[Martin Taylor 2009.04.06.14.23]
This comment
[From Bill Powers (2009.04.05.1650 MDT)]
In the Schouten experiment, you imagine (I am guessing) that there is
something gradually accumulating information about something, and that
the longer the information is accumulated the more precisely the
something is “known”, whatever that term is supposed to mean. I
can account for the data by imagining something different going on, but
that doesn’t mean I’m right. What it does mean is that the experiment
as
it stands is insufficient to let us choose. Given that we have more
than
one explanation, the next step has to be to modify the experiment to
pick
one over the other.
and this exchange
[Martin Taylor 2009.04.01.14.57]
If you don’t like to think that
“information” really exists, what do you think about “RMS
error”. Does that really exist?
[From Bill Powers (2009.04.01.1106 MDT)]
No, it doesn’t. It’s a computation that gives a number useful
for
measuring the average variability in a signal. There is nothing in the
environment that corresponds to it, just as there is nothing that
corresponds to an “average.”
may possibly have led me to an insight as to why we have had so much
trouble communicating over the concept of information.

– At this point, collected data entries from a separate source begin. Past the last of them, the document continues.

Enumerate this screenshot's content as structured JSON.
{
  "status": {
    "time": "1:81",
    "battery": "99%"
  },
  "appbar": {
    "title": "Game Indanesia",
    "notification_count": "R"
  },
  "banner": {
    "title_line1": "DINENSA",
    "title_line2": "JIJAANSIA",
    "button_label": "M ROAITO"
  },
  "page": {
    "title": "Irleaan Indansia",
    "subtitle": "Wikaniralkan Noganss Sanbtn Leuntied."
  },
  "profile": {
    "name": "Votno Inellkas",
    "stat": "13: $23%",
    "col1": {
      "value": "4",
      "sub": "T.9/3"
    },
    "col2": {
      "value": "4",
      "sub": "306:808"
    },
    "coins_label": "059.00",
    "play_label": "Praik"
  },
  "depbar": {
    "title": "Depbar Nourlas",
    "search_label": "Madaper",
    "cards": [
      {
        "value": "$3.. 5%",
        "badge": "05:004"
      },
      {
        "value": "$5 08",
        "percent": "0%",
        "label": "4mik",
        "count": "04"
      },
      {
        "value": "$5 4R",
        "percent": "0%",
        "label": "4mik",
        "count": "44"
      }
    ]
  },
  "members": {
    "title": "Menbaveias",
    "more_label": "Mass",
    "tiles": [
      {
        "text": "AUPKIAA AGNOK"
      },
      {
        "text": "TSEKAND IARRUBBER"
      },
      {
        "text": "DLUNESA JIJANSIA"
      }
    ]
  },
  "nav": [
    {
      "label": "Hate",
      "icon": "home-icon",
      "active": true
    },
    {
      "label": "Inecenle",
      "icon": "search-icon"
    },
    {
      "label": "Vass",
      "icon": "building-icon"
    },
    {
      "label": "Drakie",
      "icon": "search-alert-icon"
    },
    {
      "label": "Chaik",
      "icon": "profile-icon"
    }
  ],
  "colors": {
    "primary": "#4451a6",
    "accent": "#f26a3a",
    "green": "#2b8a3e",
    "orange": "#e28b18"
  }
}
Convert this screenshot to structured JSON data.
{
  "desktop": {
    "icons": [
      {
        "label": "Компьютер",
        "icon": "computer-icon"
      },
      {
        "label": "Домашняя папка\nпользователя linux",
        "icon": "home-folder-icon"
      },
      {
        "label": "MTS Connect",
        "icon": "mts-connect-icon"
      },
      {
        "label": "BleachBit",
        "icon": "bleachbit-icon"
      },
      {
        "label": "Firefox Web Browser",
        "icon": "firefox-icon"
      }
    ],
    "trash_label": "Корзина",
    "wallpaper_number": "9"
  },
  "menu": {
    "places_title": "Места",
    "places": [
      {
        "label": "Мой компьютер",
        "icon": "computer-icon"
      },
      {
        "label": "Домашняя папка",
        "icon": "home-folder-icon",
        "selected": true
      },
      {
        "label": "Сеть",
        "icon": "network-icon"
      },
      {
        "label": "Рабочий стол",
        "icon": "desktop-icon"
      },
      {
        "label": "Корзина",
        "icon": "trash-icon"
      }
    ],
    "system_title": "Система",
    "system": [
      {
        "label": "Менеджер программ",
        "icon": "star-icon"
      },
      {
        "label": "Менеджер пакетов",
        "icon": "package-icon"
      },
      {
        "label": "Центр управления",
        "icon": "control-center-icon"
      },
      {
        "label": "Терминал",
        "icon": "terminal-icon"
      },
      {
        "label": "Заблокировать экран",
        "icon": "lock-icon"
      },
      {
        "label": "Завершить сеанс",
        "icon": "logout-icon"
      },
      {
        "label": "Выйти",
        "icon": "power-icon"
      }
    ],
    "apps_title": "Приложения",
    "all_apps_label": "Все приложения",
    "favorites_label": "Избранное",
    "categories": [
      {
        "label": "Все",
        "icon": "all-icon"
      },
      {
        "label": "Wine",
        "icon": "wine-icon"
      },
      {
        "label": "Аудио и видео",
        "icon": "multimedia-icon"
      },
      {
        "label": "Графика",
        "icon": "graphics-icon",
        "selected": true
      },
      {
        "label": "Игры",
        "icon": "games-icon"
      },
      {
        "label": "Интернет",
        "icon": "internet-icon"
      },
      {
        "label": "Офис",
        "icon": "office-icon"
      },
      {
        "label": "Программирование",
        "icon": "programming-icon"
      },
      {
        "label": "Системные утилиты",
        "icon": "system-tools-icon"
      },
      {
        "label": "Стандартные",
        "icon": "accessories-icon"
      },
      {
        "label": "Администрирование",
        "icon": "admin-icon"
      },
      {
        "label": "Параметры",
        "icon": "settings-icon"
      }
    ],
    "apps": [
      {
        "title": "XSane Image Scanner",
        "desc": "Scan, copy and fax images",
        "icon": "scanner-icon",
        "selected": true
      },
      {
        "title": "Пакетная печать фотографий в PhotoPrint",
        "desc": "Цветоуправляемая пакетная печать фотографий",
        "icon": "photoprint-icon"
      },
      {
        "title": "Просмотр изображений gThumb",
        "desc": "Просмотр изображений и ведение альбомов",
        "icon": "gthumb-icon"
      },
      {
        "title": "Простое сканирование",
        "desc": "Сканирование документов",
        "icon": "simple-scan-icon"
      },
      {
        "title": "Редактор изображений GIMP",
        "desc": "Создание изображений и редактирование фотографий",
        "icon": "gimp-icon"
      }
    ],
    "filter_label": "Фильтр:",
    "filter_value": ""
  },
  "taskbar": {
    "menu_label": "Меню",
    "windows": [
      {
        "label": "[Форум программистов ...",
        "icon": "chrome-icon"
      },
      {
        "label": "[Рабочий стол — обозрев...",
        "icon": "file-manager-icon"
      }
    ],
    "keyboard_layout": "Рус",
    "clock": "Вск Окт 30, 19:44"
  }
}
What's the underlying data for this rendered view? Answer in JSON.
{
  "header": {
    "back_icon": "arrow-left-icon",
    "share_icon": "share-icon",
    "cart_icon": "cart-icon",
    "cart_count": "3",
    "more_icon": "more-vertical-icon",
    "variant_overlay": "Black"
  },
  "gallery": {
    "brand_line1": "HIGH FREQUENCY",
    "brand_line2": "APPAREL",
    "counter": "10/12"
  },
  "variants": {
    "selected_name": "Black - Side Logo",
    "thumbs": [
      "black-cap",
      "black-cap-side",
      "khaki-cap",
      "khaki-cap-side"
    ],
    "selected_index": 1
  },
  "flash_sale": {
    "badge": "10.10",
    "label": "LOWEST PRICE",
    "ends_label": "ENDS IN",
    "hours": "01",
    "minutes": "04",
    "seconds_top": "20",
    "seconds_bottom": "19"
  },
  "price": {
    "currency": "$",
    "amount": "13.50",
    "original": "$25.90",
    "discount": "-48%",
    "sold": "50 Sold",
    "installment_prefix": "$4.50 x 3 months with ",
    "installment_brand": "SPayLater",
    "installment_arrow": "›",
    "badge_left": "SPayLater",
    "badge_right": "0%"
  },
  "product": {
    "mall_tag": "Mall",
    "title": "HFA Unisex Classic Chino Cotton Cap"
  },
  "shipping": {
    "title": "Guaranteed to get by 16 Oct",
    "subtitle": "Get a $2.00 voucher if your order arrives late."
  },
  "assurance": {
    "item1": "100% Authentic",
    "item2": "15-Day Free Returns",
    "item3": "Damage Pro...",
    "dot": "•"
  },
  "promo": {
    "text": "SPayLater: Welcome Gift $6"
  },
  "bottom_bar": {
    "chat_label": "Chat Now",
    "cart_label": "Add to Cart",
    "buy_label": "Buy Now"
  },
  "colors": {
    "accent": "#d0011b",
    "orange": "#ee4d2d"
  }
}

I hope my so-called insight is true, because it has always puzzled me
why Bill and others are quite happy to use measures like RMS variation
and correlation, but are so very antagonistic to using measures related
to information and uncertainty. I’ve long wondered why Bill has kept
writing as though the use of an information measure implied that the
measured perception was happening at some high logical level rather
than being simply an ordinary perception. Why should any perception
subject to an information measure have to be a high-level perception? I
have privately mused as to whether Shannon might have insulted Bill in
some distant past episode, leading to this unwavering opposition to any
use of Shannon’s discoveries. But now I think I see that there is a
only simple misunderstanding about the concept and computation of
“information”.
The first comment quoted above puzzled me, because I could not think
what Bill could mean by “something different going on”, other than that
he disliked measuring information. He has never described anything
“different going on” from what I thought of as “going on”, namely a
rise in a perceptual signal out of a noise floor. So this was a puzzle
until I thought more about his strange wording “something gradually
accumulating information” in the first sentence.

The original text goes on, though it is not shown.